Die folgenden drei Indikatoren können Hinweise auf die Ernsthaftigkeit von Marken-Maßnahmen geben:

  • 1. Zeitpunkt: Ist die Marke unter den Ersten, die sich zum Thema äußert und mit ihrer Aktion vielleicht sogar etwas riskiert? Oder springt sie sehr spät noch auf den Zug auf? Der Zeitpunkt ist in einer weiteren Hinsicht interessant: Nutzt eine Marke nur populäre soziale Themen, die in diesem Moment hohe Aufmerksamkeit erhalten, oder spricht sie auch einmal unpopuläre Themen an und nutzt ihren Einfluss, um sie aus ihrem Schattendasein herauszuholen.

    Die Marke Vaude setzt sich beispielsweise stark für das Lieferkettengesetz ein. Ein Thema, das in der breiten Masse nicht wirklich viel Aufmerksamkeit erhält, aber langfristig für die Glaubwürdigkeit der gesamten Branche von höchster Relevanz ist.
  • 2. Handlung: Bezieht die Marke nur Stellung, lässt sie auch konkrete Handlungen folgen oder berichtet sie sogar darüber, was sie in dieser Hinsicht ohnehin bereits tut?

    Wie viele Marken haben im Zuge von „Me too“ oder „Black lives matter“ tatsächlich auch Konsequenzen für ihre Geschäftstätigkeit gezogen, sei es in ihrer eigenen Personalpolitik, ihrer Partner- und/oder Lieferantenwahl oder sogar darüber hinaus?

    Im Vergleich zu den Marken, die Trump aktuell boykottieren, hat sich die Impact Brand Patagonia von Anfang an gegen ihn, beziehungsweise alle Politiker geäußert, die den Klimawandel leugnen. Damit allerdings nicht genug, mit „Make A Plan To Vote“ hat Patagonia nicht nur zum Wählen aufgerufen, sondern auch eine Plattform geschaffen, die über Politiker informiert, die sich für den Klimawandel einsetzen.

    Was hat eigentlich die „Believe in something“-Kampagne mit Colin Kaepernick bei Nike verändert? Ja, es gab Kreativpreise. Aber Veränderungen?
  • 3. Häufigkeit: Ist es eine einmalige Aktion oder hat eine Marke über konkretes Tun immer wieder ausgedrückt, nach welchen Werten sie handelt?

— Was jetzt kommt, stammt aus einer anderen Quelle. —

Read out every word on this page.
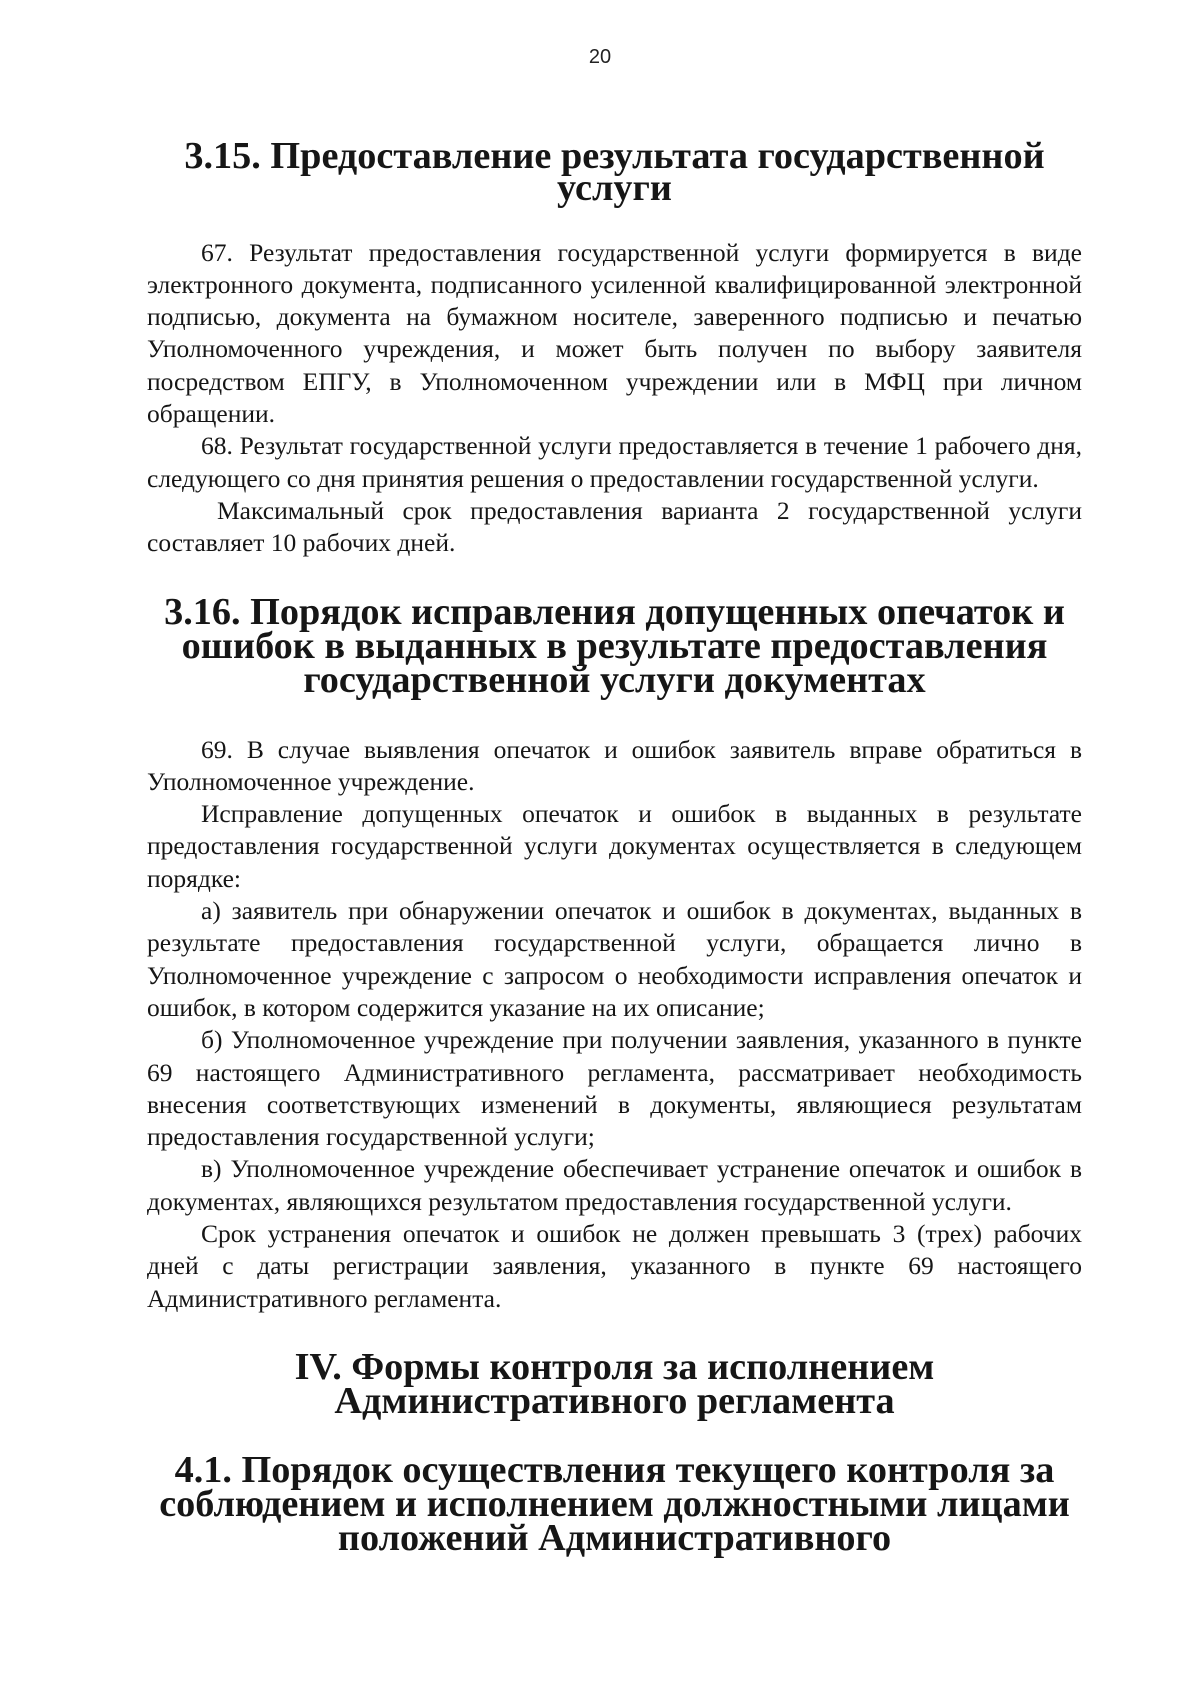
20
3.15. Предоставление результата государственной услуги

67. Результат предоставления государственной услуги формируется в виде электронного документа, подписанного усиленной квалифицированной электронной подписью, документа на бумажном носителе, заверенного подписью и печатью Уполномоченного учреждения, и может быть получен по выбору заявителя посредством ЕПГУ, в Уполномоченном учреждении или в МФЦ при личном обращении.

68. Результат государственной услуги предоставляется в течение 1 рабочего дня, следующего со дня принятия решения о предоставлении государственной услуги.

Максимальный срок предоставления варианта 2 государственной услуги составляет 10 рабочих дней.

3.16. Порядок исправления допущенных опечаток и ошибок в выданных в результате предоставления государственной услуги документах

69. В случае выявления опечаток и ошибок заявитель вправе обратиться в Уполномоченное учреждение.

Исправление допущенных опечаток и ошибок в выданных в результате предоставления государственной услуги документах осуществляется в следующем порядке:

а) заявитель при обнаружении опечаток и ошибок в документах, выданных в результате предоставления государственной услуги, обращается лично в Уполномоченное учреждение с запросом о необходимости исправления опечаток и ошибок, в котором содержится указание на их описание;

б) Уполномоченное учреждение при получении заявления, указанного в пункте 69 настоящего Административного регламента, рассматривает необходимость внесения соответствующих изменений в документы, являющиеся результатам предоставления государственной услуги;

в) Уполномоченное учреждение обеспечивает устранение опечаток и ошибок в документах, являющихся результатом предоставления государственной услуги.

Срок устранения опечаток и ошибок не должен превышать 3 (трех) рабочих дней с даты регистрации заявления, указанного в пункте 69 настоящего Административного регламента.

IV. Формы контроля за исполнением Административного регламента
4.1. Порядок осуществления текущего контроля за соблюдением и исполнением должностными лицами положений Административного
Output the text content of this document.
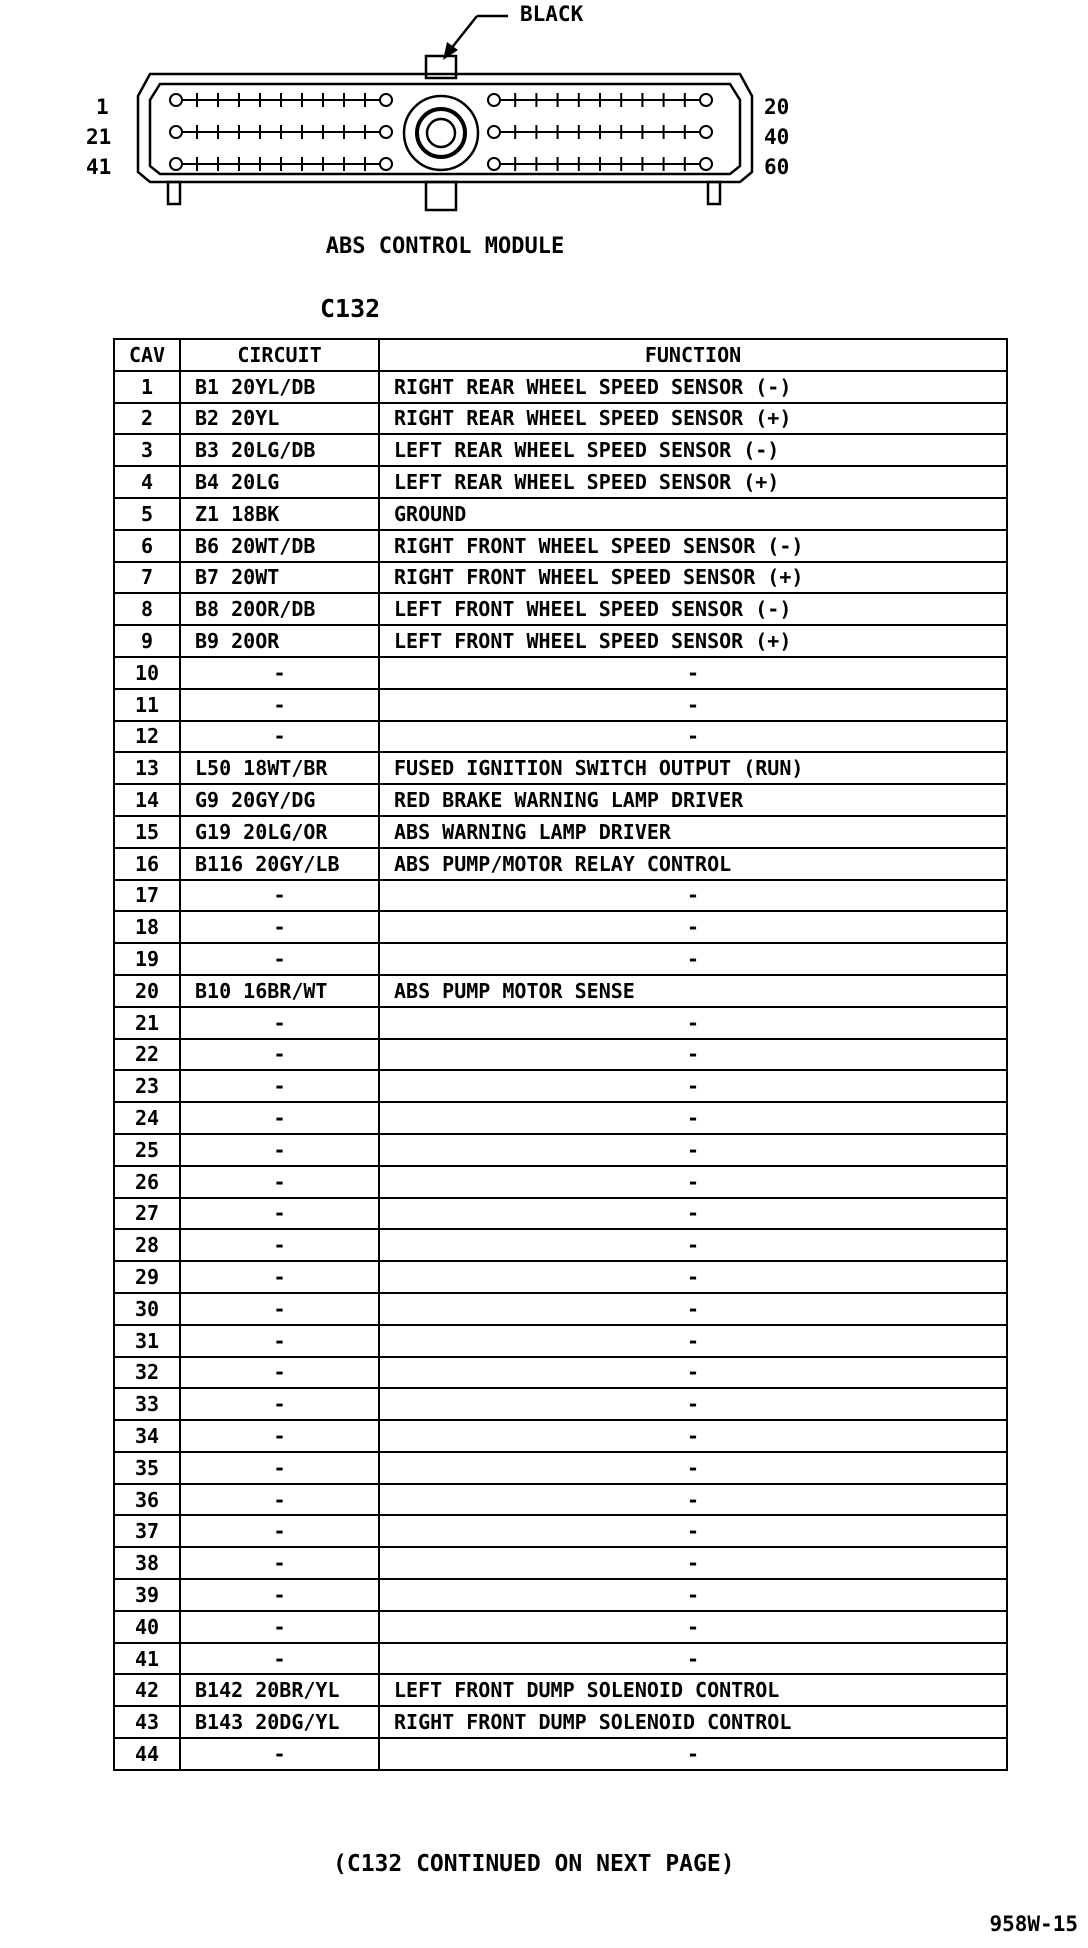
1
21
41
20
40
60
BLACK
ABS CONTROL MODULE
C132
CAV	CIRCUIT	FUNCTION
1	B1 20YL/DB	RIGHT REAR WHEEL SPEED SENSOR (-)
2	B2 20YL	RIGHT REAR WHEEL SPEED SENSOR (+)
3	B3 20LG/DB	LEFT REAR WHEEL SPEED SENSOR (-)
4	B4 20LG	LEFT REAR WHEEL SPEED SENSOR (+)
5	Z1 18BK	GROUND
6	B6 20WT/DB	RIGHT FRONT WHEEL SPEED SENSOR (-)
7	B7 20WT	RIGHT FRONT WHEEL SPEED SENSOR (+)
8	B8 20OR/DB	LEFT FRONT WHEEL SPEED SENSOR (-)
9	B9 20OR	LEFT FRONT WHEEL SPEED SENSOR (+)
10	-	-
11	-	-
12	-	-
13	L50 18WT/BR	FUSED IGNITION SWITCH OUTPUT (RUN)
14	G9 20GY/DG	RED BRAKE WARNING LAMP DRIVER
15	G19 20LG/OR	ABS WARNING LAMP DRIVER
16	B116 20GY/LB	ABS PUMP/MOTOR RELAY CONTROL
17	-	-
18	-	-
19	-	-
20	B10 16BR/WT	ABS PUMP MOTOR SENSE
21	-	-
22	-	-
23	-	-
24	-	-
25	-	-
26	-	-
27	-	-
28	-	-
29	-	-
30	-	-
31	-	-
32	-	-
33	-	-
34	-	-
35	-	-
36	-	-
37	-	-
38	-	-
39	-	-
40	-	-
41	-	-
42	B142 20BR/YL	LEFT FRONT DUMP SOLENOID CONTROL
43	B143 20DG/YL	RIGHT FRONT DUMP SOLENOID CONTROL
44	-	-
(C132 CONTINUED ON NEXT PAGE)
958W-15
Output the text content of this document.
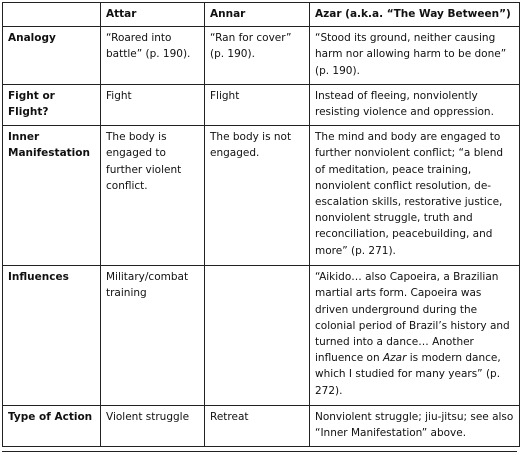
	Attar	Annar	Azar (a.k.a. “The Way Between”)
Analogy	“Roared into battle” (p. 190).	“Ran for cover” (p. 190).	“Stood its ground, neither causing harm nor allowing harm to be done” (p. 190).
Fight or Flight?	Fight	Flight	Instead of fleeing, nonviolently resisting violence and oppression.
Inner Manifestation	The body is engaged to further violent conflict.	The body is not engaged.	The mind and body are engaged to further nonviolent conflict; “a blend of meditation, peace training, nonviolent conflict resolution, de-escalation skills, restorative justice, nonviolent struggle, truth and reconciliation, peacebuilding, and more” (p. 271).
Influences	Military/combat training		“Aikido… also Capoeira, a Brazilian martial arts form. Capoeira was driven underground during the colonial period of Brazil’s history and turned into a dance… Another influence on Azar is modern dance, which I studied for many years” (p. 272).
Type of Action	Violent struggle	Retreat	Nonviolent struggle; jiu-jitsu; see also “Inner Manifestation” above.
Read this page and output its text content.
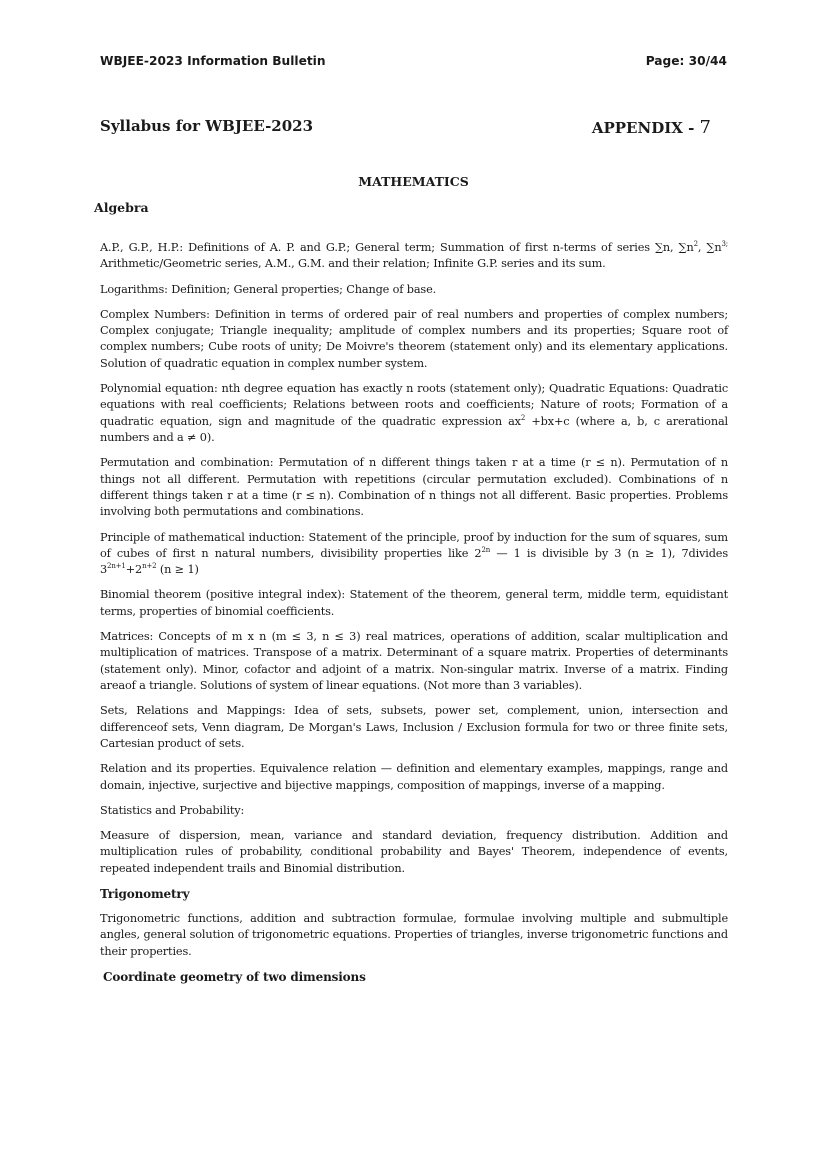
WBJEE-2023 Information Bulletin	Page: 30/44
Syllabus for WBJEE-2023	APPENDIX - 7
MATHEMATICS
Algebra

A.P., G.P., H.P.: Definitions of A. P. and G.P.; General term; Summation of first n-terms of series ∑n, $\sum n^2$, $\sum n^{3;}$ Arithmetic/Geometric series, A.M., G.M. and their relation; Infinite G.P. series and its sum.

Logarithms: Definition; General properties; Change of base.

Complex Numbers: Definition in terms of ordered pair of real numbers and properties of complex numbers; Complex conjugate; Triangle inequality; amplitude of complex numbers and its properties; Square root of complex numbers; Cube roots of unity; De Moivre's theorem (statement only) and its elementary applications. Solution of quadratic equation in complex number system.

Polynomial equation: nth degree equation has exactly n roots (statement only); Quadratic Equations: Quadratic equations with real coefficients; Relations between roots and coefficients; Nature of roots; Formation of a quadratic equation, sign and magnitude of the quadratic expression $ax^2 +bx+c$ (where a, b, c arerational numbers and a ≠ 0).

Permutation and combination: Permutation of n different things taken r at a time (r ≤ n). Permutation of n things not all different. Permutation with repetitions (circular permutation excluded). Combinations of n different things taken r at a time (r ≤ n). Combination of n things not all different. Basic properties. Problems involving both permutations and combinations.

Principle of mathematical induction: Statement of the principle, proof by induction for the sum of squares, sum of cubes of first n natural numbers, divisibility properties like $2^{2n}$ — 1 is divisible by 3 (n ≥ 1), 7divides $3^{2n+1}+2^{n+2}$ (n ≥ 1)

Binomial theorem (positive integral index): Statement of the theorem, general term, middle term, equidistant terms, properties of binomial coefficients.

Matrices: Concepts of m x n (m ≤ 3, n ≤ 3) real matrices, operations of addition, scalar multiplication and multiplication of matrices. Transpose of a matrix. Determinant of a square matrix. Properties of determinants (statement only). Minor, cofactor and adjoint of a matrix. Non-singular matrix. Inverse of a matrix. Finding areaof a triangle. Solutions of system of linear equations. (Not more than 3 variables).

Sets, Relations and Mappings: Idea of sets, subsets, power set, complement, union, intersection and differenceof sets, Venn diagram, De Morgan's Laws, Inclusion / Exclusion formula for two or three finite sets, Cartesian product of sets.

Relation and its properties. Equivalence relation — definition and elementary examples, mappings, range and domain, injective, surjective and bijective mappings, composition of mappings, inverse of a mapping.

Statistics and Probability:

Measure of dispersion, mean, variance and standard deviation, frequency distribution. Addition and multiplication rules of probability, conditional probability and Bayes' Theorem, independence of events, repeated independent trails and Binomial distribution.

Trigonometry

Trigonometric functions, addition and subtraction formulae, formulae involving multiple and submultiple angles, general solution of trigonometric equations. Properties of triangles, inverse trigonometric functions and their properties.

Coordinate geometry of two dimensions
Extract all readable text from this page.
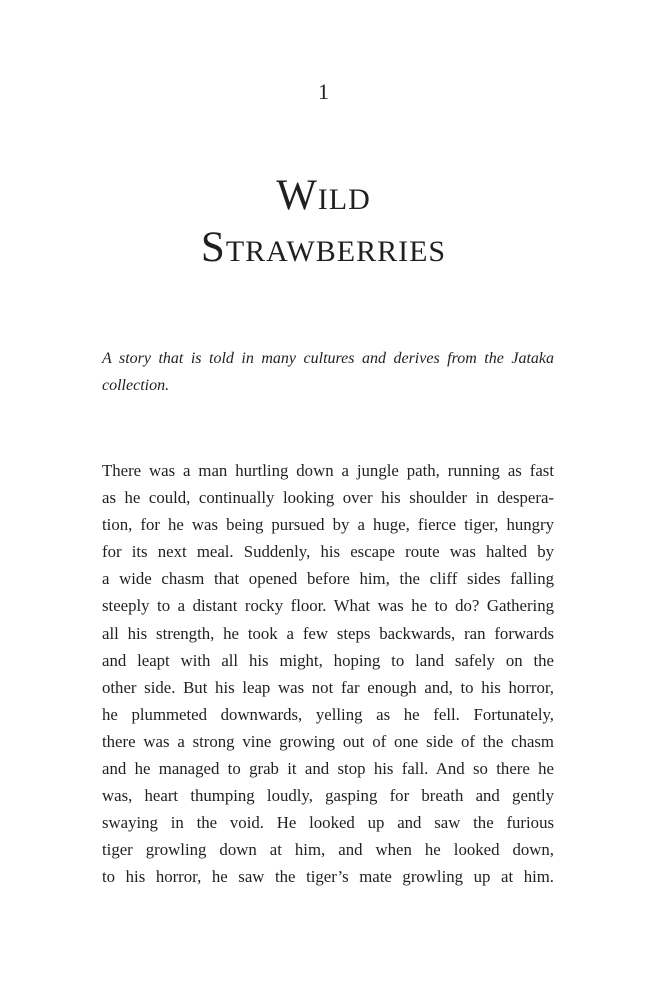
1
Wild
Strawberries
A story that is told in many cultures and derives from the Jataka collection.
There was a man hurtling down a jungle path, running as fast
as he could, continually looking over his shoulder in despera-
tion, for he was being pursued by a huge, fierce tiger, hungry
for its next meal. Suddenly, his escape route was halted by
a wide chasm that opened before him, the cliff sides falling
steeply to a distant rocky floor. What was he to do? Gathering
all his strength, he took a few steps backwards, ran forwards
and leapt with all his might, hoping to land safely on the
other side. But his leap was not far enough and, to his horror,
he plummeted downwards, yelling as he fell. Fortunately,
there was a strong vine growing out of one side of the chasm
and he managed to grab it and stop his fall. And so there he
was, heart thumping loudly, gasping for breath and gently
swaying in the void. He looked up and saw the furious
tiger growling down at him, and when he looked down,
to his horror, he saw the tiger’s mate growling up at him.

    Als die Marke Oatly aufgrund ihrer zweifelhaften Investorenwahl (Blackstone) von sich reden machte, gab es zwar einem Aufschrei. Jedoch haben die meisten Fans ihren Glauben in die Marke dennoch nicht verloren und die Erläuterungen des Unternehmens „akzeptiert“. Oatly hatte zuvor über viele Jahre hinweg durch die Kennzeichnung des CO2-Fußabdrucks ihrer Produkten den Einsatz für eine nachhaltigere Lebensmittelindustrie erlebbar gemacht, Transparenz glaubwürdig gelebt und sich damit offensichtlich ein „Vertrauensguthaben“ erarbeitet.

Konsumenten wollen hinter die Fassade einer Marke blicken

Liebe Marken-Macher: Konsumenten werden sich immer weniger durch Marketing- und PR-Aktionismus blenden lassen. Sie wollen hinter die Fassade der Marken blicken und entscheiden, welcher Marke sie vertrauen und welche Marke sie wirklich unterstützen wollen. Das schreibe ich als Vertreterin der Gen Y.

Sonst sind auch engagierte Konsumenten, die ihren Facebook-, Instagram- oder Twitter-Account nutzen, um in sozialen Fragen ihre Meinung kundzutun – nicht besser als Marken, die damit nur ihr Image polieren und nach Aufmerksamkeit haschen.

Mein Appell: Helft den Konsumenten, eure Ernsthaftigkeit durch Euer Handeln zu erkennen.

Unsere Kolumnistin Sarah Böhmer ist Brand Consultant bei Brand Trust und Co-Autorin der Studie „Impact Brands“.